Maybe for the best, if Green's experience there is any indication. MTV gave him his first real glimpse into the eyes of the Beast, and he quickly understood what was required if he desired comedy fame. Green says that all he wanted was to produce & perform comedy for a living. He didn't expect, or perhaps played down, what that meant in real terms. You can call this naive, but unless you've been in that spot with all those hip showbiz pigs slapping your back, promising everything, you cannot truly know the Temptation. As I read about his struggles, I understood exactly what must have gone through his mind. But unlike me (who fled to the lush pastures of political writing and speaking), he forged ahead and eventually broke through to produce some excellent pieces for his MTV show.

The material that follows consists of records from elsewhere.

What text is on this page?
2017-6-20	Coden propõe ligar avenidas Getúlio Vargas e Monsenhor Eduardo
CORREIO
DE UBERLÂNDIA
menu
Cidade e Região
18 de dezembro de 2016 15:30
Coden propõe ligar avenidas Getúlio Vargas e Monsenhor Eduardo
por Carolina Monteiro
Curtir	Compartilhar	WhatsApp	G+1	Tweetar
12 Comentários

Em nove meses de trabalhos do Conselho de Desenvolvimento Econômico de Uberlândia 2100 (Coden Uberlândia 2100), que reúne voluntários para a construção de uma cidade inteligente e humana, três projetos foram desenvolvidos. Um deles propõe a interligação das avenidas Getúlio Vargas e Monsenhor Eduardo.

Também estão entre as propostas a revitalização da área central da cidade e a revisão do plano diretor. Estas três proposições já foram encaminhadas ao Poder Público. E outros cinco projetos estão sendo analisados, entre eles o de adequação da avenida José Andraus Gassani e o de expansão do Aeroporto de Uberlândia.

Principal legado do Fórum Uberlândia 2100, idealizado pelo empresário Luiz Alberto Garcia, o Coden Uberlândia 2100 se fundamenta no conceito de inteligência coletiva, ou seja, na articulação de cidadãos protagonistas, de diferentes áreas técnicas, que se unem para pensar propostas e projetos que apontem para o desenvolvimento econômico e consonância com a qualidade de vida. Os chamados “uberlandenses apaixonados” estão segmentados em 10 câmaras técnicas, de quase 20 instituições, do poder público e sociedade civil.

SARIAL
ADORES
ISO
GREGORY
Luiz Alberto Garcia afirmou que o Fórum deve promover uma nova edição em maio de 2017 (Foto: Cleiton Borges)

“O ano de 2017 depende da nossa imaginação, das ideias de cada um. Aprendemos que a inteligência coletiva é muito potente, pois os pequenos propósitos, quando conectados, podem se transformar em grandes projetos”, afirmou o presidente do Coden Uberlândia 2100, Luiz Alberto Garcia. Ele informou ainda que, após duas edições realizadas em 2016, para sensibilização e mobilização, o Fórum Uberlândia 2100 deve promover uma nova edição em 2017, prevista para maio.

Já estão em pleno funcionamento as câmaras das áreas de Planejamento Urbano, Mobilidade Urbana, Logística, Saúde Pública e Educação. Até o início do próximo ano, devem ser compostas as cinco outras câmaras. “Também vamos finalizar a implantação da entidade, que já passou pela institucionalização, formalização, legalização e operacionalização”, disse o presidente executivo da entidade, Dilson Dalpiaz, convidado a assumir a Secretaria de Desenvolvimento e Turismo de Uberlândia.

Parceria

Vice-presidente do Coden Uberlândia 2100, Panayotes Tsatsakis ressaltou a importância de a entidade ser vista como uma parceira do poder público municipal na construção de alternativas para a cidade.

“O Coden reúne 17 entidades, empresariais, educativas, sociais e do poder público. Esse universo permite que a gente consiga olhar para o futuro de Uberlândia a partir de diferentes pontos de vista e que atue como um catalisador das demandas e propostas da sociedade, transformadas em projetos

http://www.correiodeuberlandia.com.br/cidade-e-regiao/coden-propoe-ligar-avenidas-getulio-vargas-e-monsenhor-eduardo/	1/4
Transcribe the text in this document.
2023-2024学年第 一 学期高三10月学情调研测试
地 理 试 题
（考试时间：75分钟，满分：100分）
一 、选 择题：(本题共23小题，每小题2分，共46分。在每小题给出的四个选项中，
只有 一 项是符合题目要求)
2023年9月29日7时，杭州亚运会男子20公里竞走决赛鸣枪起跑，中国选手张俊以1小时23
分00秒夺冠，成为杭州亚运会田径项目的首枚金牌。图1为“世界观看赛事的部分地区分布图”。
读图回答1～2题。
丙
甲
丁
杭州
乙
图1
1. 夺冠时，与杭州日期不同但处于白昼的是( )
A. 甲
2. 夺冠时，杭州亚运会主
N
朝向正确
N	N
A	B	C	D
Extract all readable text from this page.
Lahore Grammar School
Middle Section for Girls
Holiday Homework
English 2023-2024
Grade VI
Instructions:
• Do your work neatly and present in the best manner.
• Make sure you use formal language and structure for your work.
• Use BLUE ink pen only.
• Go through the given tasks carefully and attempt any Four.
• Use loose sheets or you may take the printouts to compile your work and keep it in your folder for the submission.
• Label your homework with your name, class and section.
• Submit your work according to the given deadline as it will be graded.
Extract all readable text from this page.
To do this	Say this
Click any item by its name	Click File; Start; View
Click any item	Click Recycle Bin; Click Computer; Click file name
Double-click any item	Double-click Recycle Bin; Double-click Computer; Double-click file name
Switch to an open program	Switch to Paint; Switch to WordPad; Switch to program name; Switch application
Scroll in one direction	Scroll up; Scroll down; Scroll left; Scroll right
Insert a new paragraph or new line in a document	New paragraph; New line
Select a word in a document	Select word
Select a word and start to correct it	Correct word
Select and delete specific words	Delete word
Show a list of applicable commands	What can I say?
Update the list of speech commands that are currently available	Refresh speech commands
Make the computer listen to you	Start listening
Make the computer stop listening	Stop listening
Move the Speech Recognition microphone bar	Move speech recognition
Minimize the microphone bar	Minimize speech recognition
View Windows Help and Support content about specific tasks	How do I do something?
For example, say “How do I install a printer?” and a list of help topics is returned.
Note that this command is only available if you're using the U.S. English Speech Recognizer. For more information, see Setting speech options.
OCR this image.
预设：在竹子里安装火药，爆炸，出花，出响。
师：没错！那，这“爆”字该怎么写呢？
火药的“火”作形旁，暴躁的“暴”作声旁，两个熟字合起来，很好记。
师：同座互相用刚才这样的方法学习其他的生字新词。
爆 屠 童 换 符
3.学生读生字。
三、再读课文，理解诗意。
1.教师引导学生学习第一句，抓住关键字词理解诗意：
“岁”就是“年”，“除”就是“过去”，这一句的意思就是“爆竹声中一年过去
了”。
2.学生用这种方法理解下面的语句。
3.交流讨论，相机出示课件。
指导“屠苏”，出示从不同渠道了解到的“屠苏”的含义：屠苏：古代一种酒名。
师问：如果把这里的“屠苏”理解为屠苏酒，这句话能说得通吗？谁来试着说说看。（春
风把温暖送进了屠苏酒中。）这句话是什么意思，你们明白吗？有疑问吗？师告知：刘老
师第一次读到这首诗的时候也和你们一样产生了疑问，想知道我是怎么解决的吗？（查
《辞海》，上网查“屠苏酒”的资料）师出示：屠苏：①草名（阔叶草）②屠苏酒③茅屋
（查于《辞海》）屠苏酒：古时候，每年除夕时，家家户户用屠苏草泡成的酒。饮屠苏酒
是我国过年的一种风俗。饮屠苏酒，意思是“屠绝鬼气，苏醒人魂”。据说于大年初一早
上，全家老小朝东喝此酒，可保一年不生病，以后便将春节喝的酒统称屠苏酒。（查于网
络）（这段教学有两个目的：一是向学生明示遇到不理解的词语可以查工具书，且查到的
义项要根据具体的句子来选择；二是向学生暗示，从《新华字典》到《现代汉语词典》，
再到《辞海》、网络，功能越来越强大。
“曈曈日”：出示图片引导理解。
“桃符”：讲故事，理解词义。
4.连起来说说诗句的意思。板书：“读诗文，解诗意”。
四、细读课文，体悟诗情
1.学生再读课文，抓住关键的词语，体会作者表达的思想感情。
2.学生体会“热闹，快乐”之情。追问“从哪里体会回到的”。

For me, Green's masterwork to date is undoubtedly "Freddy Got Fingered." I can't remember the last time I laughed that hard in public. "Freddy" is the most extreme and absurd screen comedy I've seen. And according to Green, that was his intention. He didn't want to make a mainstream film aimed at his MTV audience. He wanted to push as far as he could, to rip apart the "gross out" genre altogether. He succeeded, so well in fact that most reviewers didn't know what hit them. (Only A.O. Scott of the NYTimes really got it.) But Green's fidelity to his vision cost him at the box office, and he hasn't really recovered -- yet.
"Hollywood Causes Cancer" explores not only the "Freddy" debacle, but also Green's marriage to Drew Barrymore (which took him deep into Hollywood's bowels) and his bout with testicular cancer. It's a Small Town Boy Gets Famous Fast And Then Is Chewed Up And Spat Out By The Entertainment Machine story. Not for everyone. I enjoyed it, and in a way am glad that I didn't write it. But then, Green's only in his early 30s. I suspect and hope there's more to come.